The Danish rider’s rehabilitation has progressed more quickly than anticipated, with the team taking a carefully managed approach to his return to the bike.
“Mads’ recovery has progressed as well as we could have hoped — if not better. “With fractures, the central challenge is always timing: mobilise too early, and you risk the repair, but immobilise the joint for four weeks, and you then face a further two to three weeks rebuilding range of motion."
We took a carefully managed approach, introducing gentle wrist loading early — beginning on the rollers in Mallorca, then progressing to a gravel bike with adapted handlebars — always within strict parameters to ensure there was no risk to the fracture site," says Dr Jens Hinder, Head of Rider Welfare on the team website.
Pedersen himself admitted that a start at La Classicissima had not been the original plan, but that strong training sessions over recent days convinced both rider and team that the decision was right.

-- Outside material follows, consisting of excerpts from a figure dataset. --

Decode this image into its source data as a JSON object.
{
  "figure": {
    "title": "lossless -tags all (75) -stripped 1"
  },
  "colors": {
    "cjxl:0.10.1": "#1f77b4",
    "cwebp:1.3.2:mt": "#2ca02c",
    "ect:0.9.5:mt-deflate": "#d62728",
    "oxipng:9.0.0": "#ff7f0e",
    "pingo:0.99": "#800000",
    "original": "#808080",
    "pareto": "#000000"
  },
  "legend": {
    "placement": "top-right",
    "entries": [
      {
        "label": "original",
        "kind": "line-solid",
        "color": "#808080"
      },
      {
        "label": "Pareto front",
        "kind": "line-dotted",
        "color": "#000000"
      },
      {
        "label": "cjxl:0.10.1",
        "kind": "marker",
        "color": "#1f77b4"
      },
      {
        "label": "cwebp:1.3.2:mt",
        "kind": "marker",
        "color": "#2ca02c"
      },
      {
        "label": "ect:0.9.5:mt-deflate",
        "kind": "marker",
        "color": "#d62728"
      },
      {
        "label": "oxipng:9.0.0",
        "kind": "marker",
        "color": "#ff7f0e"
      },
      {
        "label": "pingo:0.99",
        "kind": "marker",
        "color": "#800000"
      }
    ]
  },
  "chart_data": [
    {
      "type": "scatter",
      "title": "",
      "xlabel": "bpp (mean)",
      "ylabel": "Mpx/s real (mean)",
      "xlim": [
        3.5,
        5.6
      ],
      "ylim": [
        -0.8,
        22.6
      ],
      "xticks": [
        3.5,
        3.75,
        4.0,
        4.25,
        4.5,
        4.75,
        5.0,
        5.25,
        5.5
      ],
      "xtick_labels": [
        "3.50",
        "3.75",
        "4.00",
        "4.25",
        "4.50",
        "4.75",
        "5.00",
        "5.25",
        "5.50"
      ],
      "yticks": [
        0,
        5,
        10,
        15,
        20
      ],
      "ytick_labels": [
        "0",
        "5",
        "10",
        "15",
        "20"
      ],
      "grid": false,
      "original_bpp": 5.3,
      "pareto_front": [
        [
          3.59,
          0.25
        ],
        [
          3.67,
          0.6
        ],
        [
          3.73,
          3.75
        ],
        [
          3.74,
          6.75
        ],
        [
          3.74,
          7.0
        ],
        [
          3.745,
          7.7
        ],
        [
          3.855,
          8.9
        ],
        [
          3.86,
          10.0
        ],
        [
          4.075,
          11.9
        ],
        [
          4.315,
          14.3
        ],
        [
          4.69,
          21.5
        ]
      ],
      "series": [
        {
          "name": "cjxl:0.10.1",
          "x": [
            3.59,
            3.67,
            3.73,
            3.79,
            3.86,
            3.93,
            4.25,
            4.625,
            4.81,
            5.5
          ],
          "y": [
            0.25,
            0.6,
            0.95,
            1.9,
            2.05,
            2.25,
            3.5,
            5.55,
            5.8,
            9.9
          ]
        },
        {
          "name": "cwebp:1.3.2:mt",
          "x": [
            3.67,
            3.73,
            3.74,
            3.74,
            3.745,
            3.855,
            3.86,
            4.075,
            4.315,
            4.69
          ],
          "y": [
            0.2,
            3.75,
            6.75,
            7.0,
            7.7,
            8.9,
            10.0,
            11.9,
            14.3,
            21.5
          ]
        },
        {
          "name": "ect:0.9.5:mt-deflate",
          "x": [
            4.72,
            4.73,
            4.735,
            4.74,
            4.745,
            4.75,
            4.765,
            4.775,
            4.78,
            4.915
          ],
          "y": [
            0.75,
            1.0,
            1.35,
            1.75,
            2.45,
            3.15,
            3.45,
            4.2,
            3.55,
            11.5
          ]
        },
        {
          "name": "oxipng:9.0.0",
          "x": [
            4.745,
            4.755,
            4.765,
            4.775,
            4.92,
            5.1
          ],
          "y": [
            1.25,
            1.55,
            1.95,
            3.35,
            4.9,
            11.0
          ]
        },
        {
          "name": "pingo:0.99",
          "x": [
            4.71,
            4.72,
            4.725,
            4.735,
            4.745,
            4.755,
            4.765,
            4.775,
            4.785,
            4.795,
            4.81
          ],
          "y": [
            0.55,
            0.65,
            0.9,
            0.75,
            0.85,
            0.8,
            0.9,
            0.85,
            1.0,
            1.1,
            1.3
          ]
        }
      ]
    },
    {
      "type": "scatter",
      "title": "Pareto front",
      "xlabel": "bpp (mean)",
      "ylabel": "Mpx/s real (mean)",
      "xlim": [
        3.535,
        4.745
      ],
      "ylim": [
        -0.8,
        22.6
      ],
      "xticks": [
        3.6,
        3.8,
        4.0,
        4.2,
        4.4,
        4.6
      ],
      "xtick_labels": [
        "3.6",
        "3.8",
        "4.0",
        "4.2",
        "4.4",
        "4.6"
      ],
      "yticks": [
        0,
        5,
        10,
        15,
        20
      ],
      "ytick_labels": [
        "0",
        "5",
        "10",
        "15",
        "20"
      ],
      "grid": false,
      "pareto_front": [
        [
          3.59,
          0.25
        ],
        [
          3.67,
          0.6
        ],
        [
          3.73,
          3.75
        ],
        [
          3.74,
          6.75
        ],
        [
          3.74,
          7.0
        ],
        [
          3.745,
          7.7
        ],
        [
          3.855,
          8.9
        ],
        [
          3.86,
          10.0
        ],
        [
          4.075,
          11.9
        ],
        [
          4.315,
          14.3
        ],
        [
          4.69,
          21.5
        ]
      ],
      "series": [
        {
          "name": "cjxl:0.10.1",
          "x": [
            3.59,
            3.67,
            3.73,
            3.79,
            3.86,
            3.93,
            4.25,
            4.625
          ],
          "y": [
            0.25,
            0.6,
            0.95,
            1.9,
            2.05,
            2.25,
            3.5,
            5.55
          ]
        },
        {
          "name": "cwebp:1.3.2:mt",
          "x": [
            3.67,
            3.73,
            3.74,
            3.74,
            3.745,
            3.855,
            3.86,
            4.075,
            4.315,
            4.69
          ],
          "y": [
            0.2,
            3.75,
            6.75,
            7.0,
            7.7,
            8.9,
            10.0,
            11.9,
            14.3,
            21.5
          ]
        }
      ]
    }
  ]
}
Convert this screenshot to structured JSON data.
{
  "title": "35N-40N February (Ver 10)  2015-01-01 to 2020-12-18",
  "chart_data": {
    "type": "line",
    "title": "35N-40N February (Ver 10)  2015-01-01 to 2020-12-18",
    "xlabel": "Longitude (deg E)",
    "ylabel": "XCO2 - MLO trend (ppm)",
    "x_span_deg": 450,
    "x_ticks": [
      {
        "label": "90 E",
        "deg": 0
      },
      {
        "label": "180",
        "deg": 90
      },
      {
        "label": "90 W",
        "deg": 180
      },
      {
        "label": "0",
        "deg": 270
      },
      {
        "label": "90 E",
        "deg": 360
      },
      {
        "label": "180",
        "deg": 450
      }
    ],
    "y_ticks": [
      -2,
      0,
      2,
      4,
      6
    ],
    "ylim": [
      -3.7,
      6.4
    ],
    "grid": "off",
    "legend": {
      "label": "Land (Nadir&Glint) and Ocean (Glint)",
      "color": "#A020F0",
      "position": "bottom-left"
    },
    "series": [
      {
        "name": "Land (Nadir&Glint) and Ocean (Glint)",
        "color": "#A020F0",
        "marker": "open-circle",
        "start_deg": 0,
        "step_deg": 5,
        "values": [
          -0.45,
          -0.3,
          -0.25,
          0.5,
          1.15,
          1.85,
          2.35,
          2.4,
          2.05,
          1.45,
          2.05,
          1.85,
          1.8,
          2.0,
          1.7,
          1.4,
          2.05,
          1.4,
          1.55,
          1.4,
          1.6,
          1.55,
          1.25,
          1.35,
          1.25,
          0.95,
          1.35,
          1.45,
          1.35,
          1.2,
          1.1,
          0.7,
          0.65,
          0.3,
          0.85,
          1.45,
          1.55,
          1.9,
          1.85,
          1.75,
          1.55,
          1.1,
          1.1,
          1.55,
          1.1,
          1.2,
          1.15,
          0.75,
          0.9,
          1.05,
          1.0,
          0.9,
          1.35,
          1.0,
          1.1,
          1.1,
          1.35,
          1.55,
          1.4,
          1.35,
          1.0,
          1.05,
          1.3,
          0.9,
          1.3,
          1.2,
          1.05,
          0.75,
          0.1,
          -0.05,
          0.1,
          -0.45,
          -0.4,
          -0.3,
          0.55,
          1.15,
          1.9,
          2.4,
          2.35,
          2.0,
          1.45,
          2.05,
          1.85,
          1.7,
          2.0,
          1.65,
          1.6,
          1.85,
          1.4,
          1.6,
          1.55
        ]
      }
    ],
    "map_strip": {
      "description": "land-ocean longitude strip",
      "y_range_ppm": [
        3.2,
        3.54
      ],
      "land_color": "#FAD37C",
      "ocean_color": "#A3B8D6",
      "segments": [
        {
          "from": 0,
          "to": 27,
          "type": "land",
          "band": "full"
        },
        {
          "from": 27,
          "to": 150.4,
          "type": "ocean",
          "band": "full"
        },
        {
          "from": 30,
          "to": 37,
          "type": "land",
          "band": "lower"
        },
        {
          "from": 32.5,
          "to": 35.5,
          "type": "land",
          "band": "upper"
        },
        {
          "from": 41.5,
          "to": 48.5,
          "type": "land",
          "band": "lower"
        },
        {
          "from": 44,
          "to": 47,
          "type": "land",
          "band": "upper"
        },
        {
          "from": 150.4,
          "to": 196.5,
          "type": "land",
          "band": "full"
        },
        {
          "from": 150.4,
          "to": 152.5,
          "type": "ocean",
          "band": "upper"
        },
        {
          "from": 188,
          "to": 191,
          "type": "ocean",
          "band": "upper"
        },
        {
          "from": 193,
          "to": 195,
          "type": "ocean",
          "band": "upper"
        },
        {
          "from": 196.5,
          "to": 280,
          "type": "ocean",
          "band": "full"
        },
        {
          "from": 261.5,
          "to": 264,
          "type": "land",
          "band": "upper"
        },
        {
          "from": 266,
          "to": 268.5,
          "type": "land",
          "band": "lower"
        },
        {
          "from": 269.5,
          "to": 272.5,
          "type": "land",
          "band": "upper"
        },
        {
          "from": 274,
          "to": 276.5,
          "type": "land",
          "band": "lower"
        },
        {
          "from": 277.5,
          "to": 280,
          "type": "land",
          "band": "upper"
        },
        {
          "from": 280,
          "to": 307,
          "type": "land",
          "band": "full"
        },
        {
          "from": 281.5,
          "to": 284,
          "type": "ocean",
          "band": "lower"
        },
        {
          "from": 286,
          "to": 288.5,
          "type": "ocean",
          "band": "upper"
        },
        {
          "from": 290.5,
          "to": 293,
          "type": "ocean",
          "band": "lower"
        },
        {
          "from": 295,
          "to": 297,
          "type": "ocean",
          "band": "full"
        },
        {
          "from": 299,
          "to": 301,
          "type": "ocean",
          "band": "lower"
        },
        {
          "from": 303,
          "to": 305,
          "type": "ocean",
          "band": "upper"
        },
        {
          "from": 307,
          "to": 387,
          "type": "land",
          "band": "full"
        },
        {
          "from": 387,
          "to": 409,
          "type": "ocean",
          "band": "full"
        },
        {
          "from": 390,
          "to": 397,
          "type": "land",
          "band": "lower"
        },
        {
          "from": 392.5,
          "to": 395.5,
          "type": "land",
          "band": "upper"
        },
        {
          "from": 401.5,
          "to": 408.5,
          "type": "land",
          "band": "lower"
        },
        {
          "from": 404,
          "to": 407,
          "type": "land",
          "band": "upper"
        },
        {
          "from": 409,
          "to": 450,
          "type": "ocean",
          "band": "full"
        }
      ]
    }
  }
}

“Honestly, the plan was not to race Sanremo,” says Pedersen, “but we have done some really good training, and we wanted to see specific numbers to be able to have a chance to make a good result in this race as well. After a few hard trainings this week, we believe that it is a good decision to race again, pin the numbers on, and get comfortable in a race again. Of course, the doctors and my coach also had a say in how and when I could make it back. Dr. Jens did a lot of examinations with my hand and me, and he is 100 percent confident that I can race again already — so it’s pretty nice to be back already", says Mads Pedersen.
Milano-Sanremo takes place on Saturday.